Sekilas info saja, Tana Toraja kini sudah mekar menjadi dua kabupaten, Tana Toraja dan Tana Toraja Utara. Masing-masing daerah tersebut beribukota di Makale dan Rantepao. Untuk tujuan turis, Rantepao jauh lebih terkenal dan memiliki lebih banyak hotel dibandingkan Makale. Makam dan objek wisatanya tersebar luas di seputaran kedua kota tersebut. Dari Makassar, kita akan tiba di Makale terlebih dahulu. Baru, 15 KM berikutnya sampailah kita di Rantepao. Karakteristik wilayah Tana Toraja (maksudnya keseluruhan wilayah Toraja, baik Tana Toraja ataupun Tana Toraja Utara) adalah bergunung-gunung. Ketinggiannya berkisar 700 hingga 2000 meteran di atas permukaan laut. Sudah pasti, Tana Toraja sangat dingin, dan berbeda dengan Makassar yang terletak di pinggir laut dan panas. Oleh karena itu, hampir tidak ditemukan satu penginapan atau hotel pun di Toraja yang memberikan fasilitas AC karena sudah sangat dinginnya tempat ini. Kalau anda masih sempet-sempetnya nanyain AC di salah satu hotel, siap-siap aja akan menerima pandangan “dasar-orang-kota” hehehe. Walaupun hanya berjarak 325 KM dari Makassar, perjalanan menuju jantung Toraja bisa membengkak hingga 8 jam dikarenakan karakteristik wilayahnya yang bergunung-gunung dan berbukit-bukit. Perjalanan dari Makassar hingga Tana Toraja akan melewati sejumlah wilayah pesisir yang datar seperti Maros, Pangkajene, Barru dan Pare-Pare. Perjalanan mulai menempuh wilayah yang berbukit-bukit dimulai dari Sidenreng Rappang, Enrekang hingga di Tana Toraja sendiri. Pada wilayah pesisir, anda masih bisa menemukan deretan rumah, ruko dan bangunan yang akan anda lintasi sepanjang perjalanan walaupun sedikit diselingi kebon kosong dan perbukitan di kejauhan. Memasuki wilayah Rappang, saya mulai memasuki wilayah perkebunan dan di Enrekang, saya melalui jalan meliuk-liuk naik turun sepanjang bukit yang dikelilingi hutan. Gelap, tidak ada cahaya sama sekali. Saya mual.

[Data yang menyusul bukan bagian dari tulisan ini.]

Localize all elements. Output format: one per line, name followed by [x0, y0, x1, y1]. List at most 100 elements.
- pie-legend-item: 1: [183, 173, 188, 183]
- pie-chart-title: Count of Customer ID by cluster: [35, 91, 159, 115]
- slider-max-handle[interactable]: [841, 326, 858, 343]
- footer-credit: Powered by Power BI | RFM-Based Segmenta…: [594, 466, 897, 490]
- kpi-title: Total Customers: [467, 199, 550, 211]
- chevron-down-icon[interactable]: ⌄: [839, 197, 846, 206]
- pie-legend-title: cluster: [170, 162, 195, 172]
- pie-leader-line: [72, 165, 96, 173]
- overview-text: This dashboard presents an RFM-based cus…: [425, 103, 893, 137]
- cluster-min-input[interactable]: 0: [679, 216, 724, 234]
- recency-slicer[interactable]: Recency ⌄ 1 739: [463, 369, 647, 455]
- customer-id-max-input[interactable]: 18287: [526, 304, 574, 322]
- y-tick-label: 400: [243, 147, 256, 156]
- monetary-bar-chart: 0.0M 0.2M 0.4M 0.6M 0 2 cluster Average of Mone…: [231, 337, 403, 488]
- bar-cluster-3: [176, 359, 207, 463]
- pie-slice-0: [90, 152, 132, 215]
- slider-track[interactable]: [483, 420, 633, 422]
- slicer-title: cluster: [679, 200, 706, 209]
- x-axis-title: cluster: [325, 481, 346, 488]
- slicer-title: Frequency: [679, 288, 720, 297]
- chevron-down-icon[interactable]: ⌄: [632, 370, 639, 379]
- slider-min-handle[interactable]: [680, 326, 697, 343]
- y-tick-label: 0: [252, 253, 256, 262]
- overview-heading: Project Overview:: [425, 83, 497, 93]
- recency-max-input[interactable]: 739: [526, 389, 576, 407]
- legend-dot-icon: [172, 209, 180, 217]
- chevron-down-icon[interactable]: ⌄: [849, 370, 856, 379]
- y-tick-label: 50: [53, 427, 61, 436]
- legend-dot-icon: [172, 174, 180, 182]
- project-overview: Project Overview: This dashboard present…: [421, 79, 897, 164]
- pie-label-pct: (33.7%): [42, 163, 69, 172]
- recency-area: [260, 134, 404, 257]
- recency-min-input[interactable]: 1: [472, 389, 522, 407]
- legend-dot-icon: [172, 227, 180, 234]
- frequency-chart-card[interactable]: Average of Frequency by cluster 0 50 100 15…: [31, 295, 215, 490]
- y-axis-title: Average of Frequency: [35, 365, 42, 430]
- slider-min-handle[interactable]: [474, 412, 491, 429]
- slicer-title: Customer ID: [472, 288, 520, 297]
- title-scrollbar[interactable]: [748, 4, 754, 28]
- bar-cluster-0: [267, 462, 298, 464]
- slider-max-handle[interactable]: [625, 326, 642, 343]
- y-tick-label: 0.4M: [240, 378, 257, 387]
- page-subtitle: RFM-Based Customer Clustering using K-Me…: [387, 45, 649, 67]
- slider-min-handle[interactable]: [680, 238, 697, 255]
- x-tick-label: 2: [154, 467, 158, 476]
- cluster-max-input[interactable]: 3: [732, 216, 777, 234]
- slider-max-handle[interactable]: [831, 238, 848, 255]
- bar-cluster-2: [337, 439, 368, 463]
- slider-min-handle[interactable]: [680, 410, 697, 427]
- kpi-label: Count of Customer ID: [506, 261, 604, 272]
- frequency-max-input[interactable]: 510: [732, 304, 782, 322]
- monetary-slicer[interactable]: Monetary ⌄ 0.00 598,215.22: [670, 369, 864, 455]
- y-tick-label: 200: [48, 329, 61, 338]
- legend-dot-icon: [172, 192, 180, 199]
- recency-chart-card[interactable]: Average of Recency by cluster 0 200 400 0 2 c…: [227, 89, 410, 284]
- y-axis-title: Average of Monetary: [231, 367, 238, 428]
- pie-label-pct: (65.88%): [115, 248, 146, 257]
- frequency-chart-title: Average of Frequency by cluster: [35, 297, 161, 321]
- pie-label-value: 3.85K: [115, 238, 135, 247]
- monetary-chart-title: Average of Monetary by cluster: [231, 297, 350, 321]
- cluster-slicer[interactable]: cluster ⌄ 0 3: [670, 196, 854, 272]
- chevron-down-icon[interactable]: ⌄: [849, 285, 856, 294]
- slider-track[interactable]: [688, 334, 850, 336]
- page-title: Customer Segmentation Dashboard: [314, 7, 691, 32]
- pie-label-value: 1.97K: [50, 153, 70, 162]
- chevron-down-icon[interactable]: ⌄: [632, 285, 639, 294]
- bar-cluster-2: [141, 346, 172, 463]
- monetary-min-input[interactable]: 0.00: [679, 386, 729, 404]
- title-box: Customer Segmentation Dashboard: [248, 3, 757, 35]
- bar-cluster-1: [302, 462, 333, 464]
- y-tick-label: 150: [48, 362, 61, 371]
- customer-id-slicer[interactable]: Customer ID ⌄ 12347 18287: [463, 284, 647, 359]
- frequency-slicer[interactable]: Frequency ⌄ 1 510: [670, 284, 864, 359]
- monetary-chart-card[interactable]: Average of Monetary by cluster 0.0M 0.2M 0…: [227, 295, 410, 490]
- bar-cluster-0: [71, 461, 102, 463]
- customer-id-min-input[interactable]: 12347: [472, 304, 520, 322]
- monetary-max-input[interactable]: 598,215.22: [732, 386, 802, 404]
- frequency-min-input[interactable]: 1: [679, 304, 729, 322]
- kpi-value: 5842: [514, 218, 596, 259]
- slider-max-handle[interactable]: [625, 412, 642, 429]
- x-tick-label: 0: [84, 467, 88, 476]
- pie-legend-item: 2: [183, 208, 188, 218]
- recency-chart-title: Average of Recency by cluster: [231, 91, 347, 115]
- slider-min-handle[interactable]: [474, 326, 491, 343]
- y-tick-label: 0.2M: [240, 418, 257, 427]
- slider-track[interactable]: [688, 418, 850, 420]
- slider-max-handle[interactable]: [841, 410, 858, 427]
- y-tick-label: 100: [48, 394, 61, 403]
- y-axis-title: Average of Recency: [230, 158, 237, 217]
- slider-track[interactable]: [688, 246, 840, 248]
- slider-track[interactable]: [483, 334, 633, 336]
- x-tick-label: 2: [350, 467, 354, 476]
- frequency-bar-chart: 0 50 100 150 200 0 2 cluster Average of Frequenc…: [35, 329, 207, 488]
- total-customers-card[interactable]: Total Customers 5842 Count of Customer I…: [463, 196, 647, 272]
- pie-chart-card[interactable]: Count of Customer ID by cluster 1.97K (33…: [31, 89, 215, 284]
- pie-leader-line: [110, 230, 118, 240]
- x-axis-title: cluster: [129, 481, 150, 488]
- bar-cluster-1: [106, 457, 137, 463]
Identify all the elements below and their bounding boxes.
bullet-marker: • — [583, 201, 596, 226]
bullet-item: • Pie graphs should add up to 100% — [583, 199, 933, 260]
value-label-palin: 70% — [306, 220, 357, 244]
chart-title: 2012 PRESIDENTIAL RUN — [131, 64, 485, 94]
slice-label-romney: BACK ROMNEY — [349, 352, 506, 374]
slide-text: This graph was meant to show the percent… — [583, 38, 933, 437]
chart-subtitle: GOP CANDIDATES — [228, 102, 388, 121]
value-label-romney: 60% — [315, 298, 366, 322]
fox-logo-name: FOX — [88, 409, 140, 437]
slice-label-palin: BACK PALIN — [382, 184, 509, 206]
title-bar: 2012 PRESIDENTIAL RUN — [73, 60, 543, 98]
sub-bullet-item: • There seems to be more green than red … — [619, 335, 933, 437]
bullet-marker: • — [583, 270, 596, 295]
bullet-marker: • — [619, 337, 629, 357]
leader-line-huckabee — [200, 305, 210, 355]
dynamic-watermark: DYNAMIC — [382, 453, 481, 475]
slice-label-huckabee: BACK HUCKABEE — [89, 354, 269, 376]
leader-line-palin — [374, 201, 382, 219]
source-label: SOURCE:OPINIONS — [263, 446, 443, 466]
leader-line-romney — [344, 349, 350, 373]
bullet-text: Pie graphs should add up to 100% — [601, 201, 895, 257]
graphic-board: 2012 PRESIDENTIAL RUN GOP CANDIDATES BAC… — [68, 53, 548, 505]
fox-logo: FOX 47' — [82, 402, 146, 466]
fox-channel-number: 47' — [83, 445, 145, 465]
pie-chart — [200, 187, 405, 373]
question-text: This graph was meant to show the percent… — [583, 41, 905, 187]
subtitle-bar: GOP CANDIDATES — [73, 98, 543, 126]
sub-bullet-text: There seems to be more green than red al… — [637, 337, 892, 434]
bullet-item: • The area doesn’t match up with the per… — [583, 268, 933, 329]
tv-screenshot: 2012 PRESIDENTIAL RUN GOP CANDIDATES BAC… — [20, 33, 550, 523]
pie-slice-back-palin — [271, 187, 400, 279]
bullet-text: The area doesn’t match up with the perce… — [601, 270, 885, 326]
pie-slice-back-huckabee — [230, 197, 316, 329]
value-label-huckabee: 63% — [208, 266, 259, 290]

Rasanya, saya hampir nggak tidur malam itu. Bus yang menderu perlahan, sekali dua kali berpapasan jalan dengan kendaraan lain baik bus atau mobil membuat saya kerap terjaga. Entah terlalu gembira bisa ke Tana Toraja atau saya memang nggak bisa tidur di dalam bus yang sebenernya sich ya cukup nyaman yach. Rasanya, saya hanya tidur satu dua jam saja kemudian terjaga kembali dan memandang pemandangan yang tersaji di luar sana. Dramatis menurut saya. Saya hanya melihat perbukitan dari kejauhan yang diterangi oleh cahaya bulan sabit yang sebagian tertutup awan. Pepohonan dan semak-semak yang ada di samping saya terlihat bagaikan gumpalan abu-abu yang sebenarnya agak menakutkan karena hanya diterangi oleh sedikit sekali cahaya. Sekali dua kali dalam interval yang tidak terlalu panjang bus menjumpai cahaya terang dan suara kegiatan mesin pembuat jalan. Berkat cahata dan deru mesin tersebut, saya tahu bahwa saya masih berada di ruas Makassar – Pare-Pare yang sedang diperlebar. Situasi di luar sana tidak bisa dikatakan gelap seratus persen, saya masih bisa melihat apabila ada cahaya terang dari kegiatan jalanan atau lampu rumah penduduk.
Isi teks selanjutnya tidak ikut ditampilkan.